There is nothing funny about lower-body injuries in baseball. Upper body injuries, sure—a “strained oblique” sounds just vague enough to get an eye-roll, and Mets-scented mystery injuries like the Out With An Entire Left Side Of Body ailment that sidelined prized Mets free agent Jed Lowrie for virtually the entire season are a delight forever. But a player hurting his ankle or his knee on a base just sucks—it looks and is painful, it sucks to watch and is no fun to consider, either. Even when it almost but somehow doesn’t happen, it’s a rough ride. It’s not the sort of thing you’d talk about in a podcast that’s mostly jokes—unless it gave you and your fellow-idiot co-host a chance to say the words “wet bags” back and forth to each other for 90 uninterrupted seconds. In that case, you do what you have to do:
And yet ankle injuries and the broader Wet Bag Problem were only the beginning of what wound up being a wide-ranging survey of sports and non-sports things.
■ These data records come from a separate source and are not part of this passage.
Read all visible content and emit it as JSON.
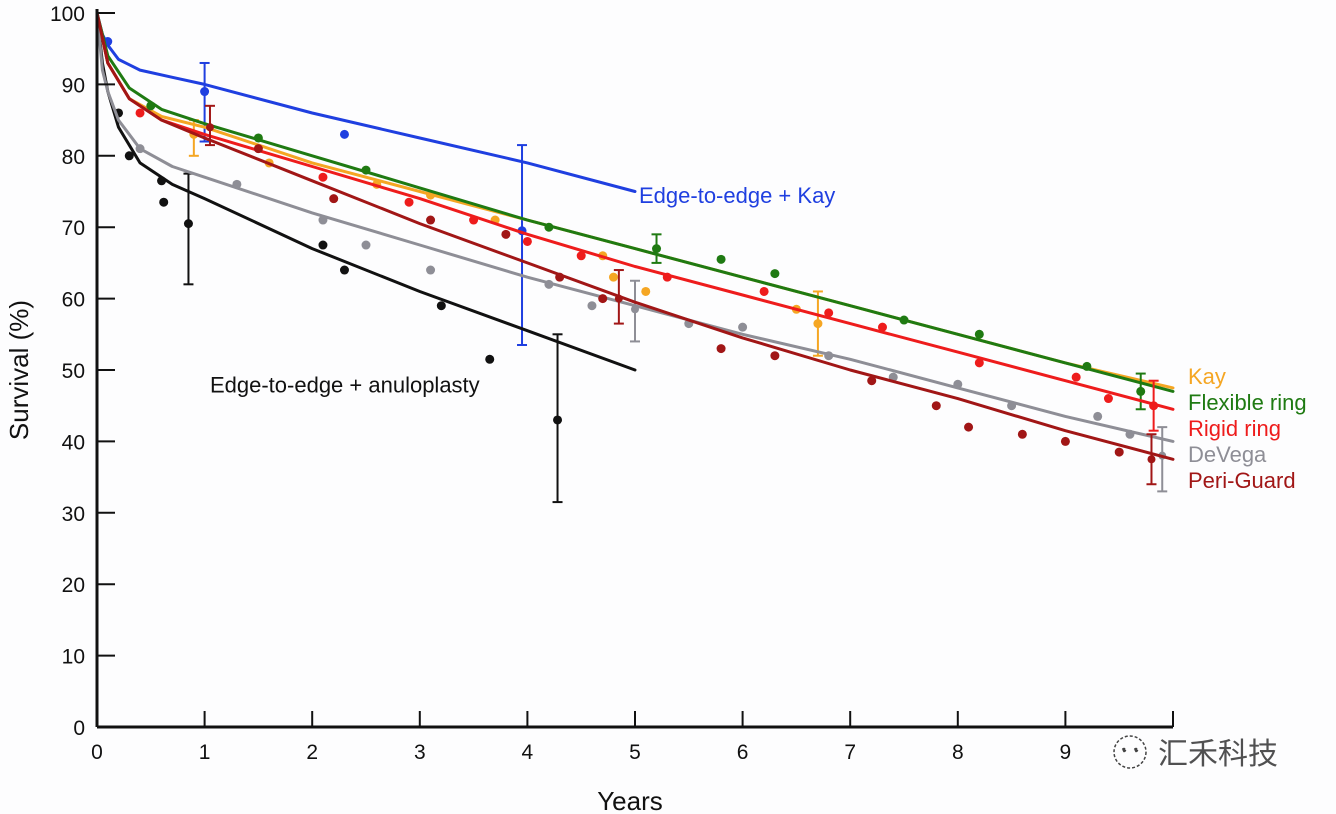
{
  "chart_data": {
    "type": "line",
    "title": "",
    "xlabel": "Years",
    "ylabel": "Survival (%)",
    "xlim": [
      0,
      10
    ],
    "ylim": [
      0,
      100
    ],
    "xticks": [
      0,
      1,
      2,
      3,
      4,
      5,
      6,
      7,
      8,
      9,
      10
    ],
    "xtick_labels": [
      "0",
      "1",
      "2",
      "3",
      "4",
      "5",
      "6",
      "7",
      "8",
      "9",
      ""
    ],
    "yticks": [
      0,
      10,
      20,
      30,
      40,
      50,
      60,
      70,
      80,
      90,
      100
    ],
    "ytick_labels": [
      "0",
      "10",
      "20",
      "30",
      "40",
      "50",
      "60",
      "70",
      "80",
      "90",
      "100"
    ],
    "grid": false,
    "legend_position": "right",
    "series": [
      {
        "name": "Edge-to-edge + Kay",
        "color": "#1f3fe0",
        "label_position": "inline",
        "x": [
          0,
          0.05,
          0.1,
          0.2,
          0.4,
          0.7,
          1,
          2,
          3,
          4,
          5
        ],
        "y": [
          100,
          97,
          95.5,
          93.5,
          92,
          91,
          90,
          86,
          82.5,
          79,
          75
        ],
        "points": [
          [
            0.1,
            96
          ],
          [
            1,
            89
          ],
          [
            2.3,
            83
          ],
          [
            3.95,
            69.5
          ]
        ],
        "error_bars": [
          {
            "x": 1,
            "y": 89,
            "low": 82,
            "high": 93
          },
          {
            "x": 3.95,
            "y": 69.5,
            "low": 53.5,
            "high": 81.5
          }
        ]
      },
      {
        "name": "Edge-to-edge + anuloplasty",
        "color": "#111111",
        "label_position": "inline",
        "x": [
          0,
          0.05,
          0.1,
          0.2,
          0.4,
          0.7,
          1,
          2,
          3,
          4,
          5
        ],
        "y": [
          100,
          93,
          89,
          84,
          79,
          76,
          74,
          67,
          61,
          55.5,
          50
        ],
        "points": [
          [
            0.2,
            86
          ],
          [
            0.3,
            80
          ],
          [
            0.6,
            76.5
          ],
          [
            0.62,
            73.5
          ],
          [
            0.85,
            70.5
          ],
          [
            2.1,
            67.5
          ],
          [
            2.3,
            64
          ],
          [
            3.2,
            59
          ],
          [
            3.65,
            51.5
          ],
          [
            4.28,
            43
          ]
        ],
        "error_bars": [
          {
            "x": 0.85,
            "y": 70.5,
            "low": 62,
            "high": 77.5
          },
          {
            "x": 4.28,
            "y": 43,
            "low": 31.5,
            "high": 55
          }
        ]
      },
      {
        "name": "Kay",
        "color": "#f5a623",
        "label_position": "legend",
        "x": [
          0,
          0.1,
          0.3,
          0.6,
          1,
          2,
          3,
          4,
          5,
          6,
          7,
          8,
          9,
          10
        ],
        "y": [
          100,
          93,
          88,
          85.5,
          84,
          79,
          75,
          71,
          67,
          63,
          59,
          55,
          51,
          47.5
        ],
        "points": [
          [
            0.9,
            83
          ],
          [
            1.6,
            79
          ],
          [
            2.6,
            76
          ],
          [
            3.1,
            74.5
          ],
          [
            3.7,
            71
          ],
          [
            4.7,
            66
          ],
          [
            4.8,
            63
          ],
          [
            5.1,
            61
          ],
          [
            6.5,
            58.5
          ],
          [
            6.7,
            56.5
          ]
        ],
        "error_bars": [
          {
            "x": 0.9,
            "y": 83,
            "low": 80,
            "high": 85
          },
          {
            "x": 6.7,
            "y": 56.5,
            "low": 52,
            "high": 61
          }
        ]
      },
      {
        "name": "Flexible ring",
        "color": "#1f7a12",
        "label_position": "legend",
        "x": [
          0,
          0.1,
          0.3,
          0.6,
          1,
          2,
          3,
          4,
          5,
          6,
          7,
          8,
          9,
          10
        ],
        "y": [
          100,
          94,
          89.5,
          86.5,
          84.5,
          80,
          75.5,
          71,
          67,
          63,
          59,
          55,
          51,
          47
        ],
        "points": [
          [
            0.5,
            87
          ],
          [
            1.5,
            82.5
          ],
          [
            2.5,
            78
          ],
          [
            4.2,
            70
          ],
          [
            5.2,
            67
          ],
          [
            5.8,
            65.5
          ],
          [
            6.3,
            63.5
          ],
          [
            7.5,
            57
          ],
          [
            8.2,
            55
          ],
          [
            9.2,
            50.5
          ],
          [
            9.7,
            47
          ]
        ],
        "error_bars": [
          {
            "x": 5.2,
            "y": 67,
            "low": 65,
            "high": 69
          },
          {
            "x": 9.7,
            "y": 47,
            "low": 44.5,
            "high": 49.5
          }
        ]
      },
      {
        "name": "Rigid ring",
        "color": "#ee1c1c",
        "label_position": "legend",
        "x": [
          0,
          0.1,
          0.3,
          0.6,
          1,
          2,
          3,
          4,
          5,
          6,
          7,
          8,
          9,
          10
        ],
        "y": [
          100,
          93,
          88,
          85,
          83,
          78.5,
          74,
          69,
          64.5,
          60.5,
          56.5,
          52.5,
          48.5,
          44.5
        ],
        "points": [
          [
            0.4,
            86
          ],
          [
            2.1,
            77
          ],
          [
            2.9,
            73.5
          ],
          [
            3.5,
            71
          ],
          [
            4.0,
            68
          ],
          [
            4.5,
            66
          ],
          [
            5.3,
            63
          ],
          [
            6.2,
            61
          ],
          [
            6.8,
            58
          ],
          [
            7.3,
            56
          ],
          [
            8.2,
            51
          ],
          [
            9.1,
            49
          ],
          [
            9.4,
            46
          ],
          [
            9.82,
            45
          ]
        ],
        "error_bars": [
          {
            "x": 9.82,
            "y": 45,
            "low": 41.5,
            "high": 48.5
          }
        ]
      },
      {
        "name": "DeVega",
        "color": "#8e8e96",
        "label_position": "legend",
        "x": [
          0,
          0.05,
          0.1,
          0.2,
          0.4,
          0.7,
          1,
          2,
          3,
          4,
          5,
          6,
          7,
          8,
          9,
          10
        ],
        "y": [
          100,
          92,
          89,
          85,
          81,
          78.5,
          77,
          72,
          67.5,
          63,
          59,
          55,
          51.5,
          47.5,
          43.5,
          40
        ],
        "points": [
          [
            0.4,
            81
          ],
          [
            1.3,
            76
          ],
          [
            2.1,
            71
          ],
          [
            2.5,
            67.5
          ],
          [
            3.1,
            64
          ],
          [
            4.2,
            62
          ],
          [
            4.6,
            59
          ],
          [
            5.5,
            56.5
          ],
          [
            6.0,
            56
          ],
          [
            6.8,
            52
          ],
          [
            7.4,
            49
          ],
          [
            8.0,
            48
          ],
          [
            8.5,
            45
          ],
          [
            9.3,
            43.5
          ],
          [
            9.6,
            41
          ]
        ],
        "error_bars": [
          {
            "x": 5.0,
            "y": 58.5,
            "low": 54,
            "high": 62.5
          },
          {
            "x": 9.9,
            "y": 38,
            "low": 33,
            "high": 42
          }
        ]
      },
      {
        "name": "Peri-Guard",
        "color": "#a11616",
        "label_position": "legend",
        "x": [
          0,
          0.1,
          0.3,
          0.6,
          1,
          2,
          3,
          4,
          5,
          6,
          7,
          8,
          9,
          10
        ],
        "y": [
          100,
          93,
          88,
          85,
          82.5,
          76.5,
          70.5,
          65,
          59.5,
          54.5,
          50,
          46,
          41.5,
          37.5
        ],
        "points": [
          [
            1.5,
            81
          ],
          [
            2.2,
            74
          ],
          [
            3.1,
            71
          ],
          [
            3.8,
            69
          ],
          [
            4.3,
            63
          ],
          [
            4.7,
            60
          ],
          [
            5.8,
            53
          ],
          [
            6.3,
            52
          ],
          [
            7.2,
            48.5
          ],
          [
            7.8,
            45
          ],
          [
            8.1,
            42
          ],
          [
            8.6,
            41
          ],
          [
            9.0,
            40
          ],
          [
            9.5,
            38.5
          ]
        ],
        "error_bars": [
          {
            "x": 1.05,
            "y": 84,
            "low": 81.5,
            "high": 87
          },
          {
            "x": 4.85,
            "y": 60,
            "low": 56.5,
            "high": 64
          },
          {
            "x": 9.8,
            "y": 37.5,
            "low": 34,
            "high": 41
          }
        ]
      }
    ],
    "annotations": [
      {
        "text": "Edge-to-edge + Kay",
        "x": 5.0,
        "y": 74.5,
        "color": "#1f3fe0"
      },
      {
        "text": "Edge-to-edge + anuloplasty",
        "x": 1.05,
        "y": 48,
        "color": "#111111"
      }
    ]
  },
  "watermark": {
    "text": "汇禾科技",
    "icon": "wechat-chat-icon"
  }
}
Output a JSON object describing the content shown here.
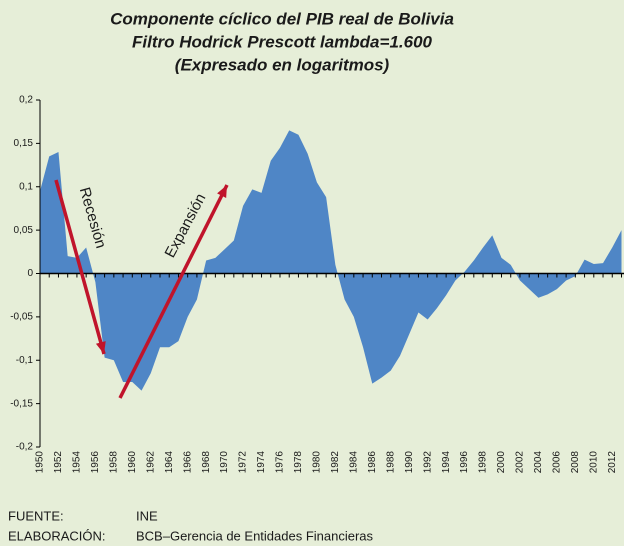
{
  "chart_data": {
    "type": "area",
    "title": [
      "Componente cíclico del PIB real de Bolivia",
      "Filtro Hodrick Prescott lambda=1.600",
      "(Expresado en logaritmos)"
    ],
    "categories": [
      "1950",
      null,
      "1952",
      null,
      "1954",
      null,
      "1956",
      null,
      "1958",
      null,
      "1960",
      null,
      "1962",
      null,
      "1964",
      null,
      "1966",
      null,
      "1968",
      null,
      "1970",
      null,
      "1972",
      null,
      "1974",
      null,
      "1976",
      null,
      "1978",
      null,
      "1980",
      null,
      "1982",
      null,
      "1984",
      null,
      "1986",
      null,
      "1988",
      null,
      "1990",
      null,
      "1992",
      null,
      "1994",
      null,
      "1996",
      null,
      "1998",
      null,
      "2000",
      null,
      "2002",
      null,
      "2004",
      null,
      "2006",
      null,
      "2008",
      null,
      "2010",
      null,
      "2012",
      null
    ],
    "values": [
      0.095,
      0.135,
      0.14,
      0.02,
      0.018,
      0.03,
      -0.01,
      -0.097,
      -0.1,
      -0.125,
      -0.125,
      -0.135,
      -0.115,
      -0.085,
      -0.085,
      -0.078,
      -0.05,
      -0.03,
      0.015,
      0.018,
      0.028,
      0.038,
      0.078,
      0.097,
      0.093,
      0.13,
      0.145,
      0.165,
      0.16,
      0.138,
      0.105,
      0.088,
      0.01,
      -0.03,
      -0.05,
      -0.085,
      -0.127,
      -0.12,
      -0.112,
      -0.095,
      -0.07,
      -0.045,
      -0.053,
      -0.04,
      -0.025,
      -0.008,
      0.002,
      0.015,
      0.03,
      0.044,
      0.018,
      0.01,
      -0.008,
      -0.018,
      -0.028,
      -0.024,
      -0.018,
      -0.008,
      -0.003,
      0.016,
      0.011,
      0.012,
      0.03,
      0.05
    ],
    "color": "#4f86c6",
    "ylim": [
      -0.2,
      0.2
    ],
    "yticks": [
      {
        "value": -0.2,
        "label": "-0,2"
      },
      {
        "value": -0.15,
        "label": "-0,15"
      },
      {
        "value": -0.1,
        "label": "-0,1"
      },
      {
        "value": -0.05,
        "label": "-0,05"
      },
      {
        "value": 0,
        "label": "0"
      },
      {
        "value": 0.05,
        "label": "0,05"
      },
      {
        "value": 0.1,
        "label": "0,1"
      },
      {
        "value": 0.15,
        "label": "0,15"
      },
      {
        "value": 0.2,
        "label": "0,2"
      }
    ],
    "annotations": [
      "Recesión",
      "Expansión"
    ]
  },
  "footer": [
    {
      "label": "FUENTE:",
      "value": "INE"
    },
    {
      "label": "ELABORACIÓN:",
      "value": "BCB–Gerencia de Entidades Financieras"
    }
  ]
}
The sports stuff touched upon Tom Brady’s crystal visions after being asked why his team signed and cut a renowned creep and the Mets’ ongoing campaign to find new ways to disappoint the people that care about them most. The non-sports stuff is so voluminous that it spilled wildly out of the funbag and got weird wet chunks on both Drew and I within moments of beginning the podcast. It wasn’t two minutes in before we were talking about how old Wayne and Garth were supposed to be in the Wayne’s World movie. Drew’s doing a Sprockets voice well before the first ad break. It’s like that.
But not only like that. There’s also a spirited discussion of the ways in which George Lucas is a preposterous cornball and also a lazy mastermind, and a discussion of Alice In Chains and Soundgarden that led to dueling shitty Chris Cornell voices, and probably some stuff that’s even worse. The purpose of these blogs is to make you want to listen to the podcast, and I feel like the longer this paragraph goes on the less well it’s working in that regard.
Next week will be different, because we’ll have the technical issues sorted out that led to me hearing my own voice on a short but maddening delay—I know it’s not a picnic for you, the listener, but I really did not care for hearing my own voice that way—and because there will be new dumb things to talk about. At the very least, it seems unlikely we’ll do the Chris Cornell thing two weeks in a row. You never know. I wouldn’t say it’s probable. I’m not ruling anything out, either.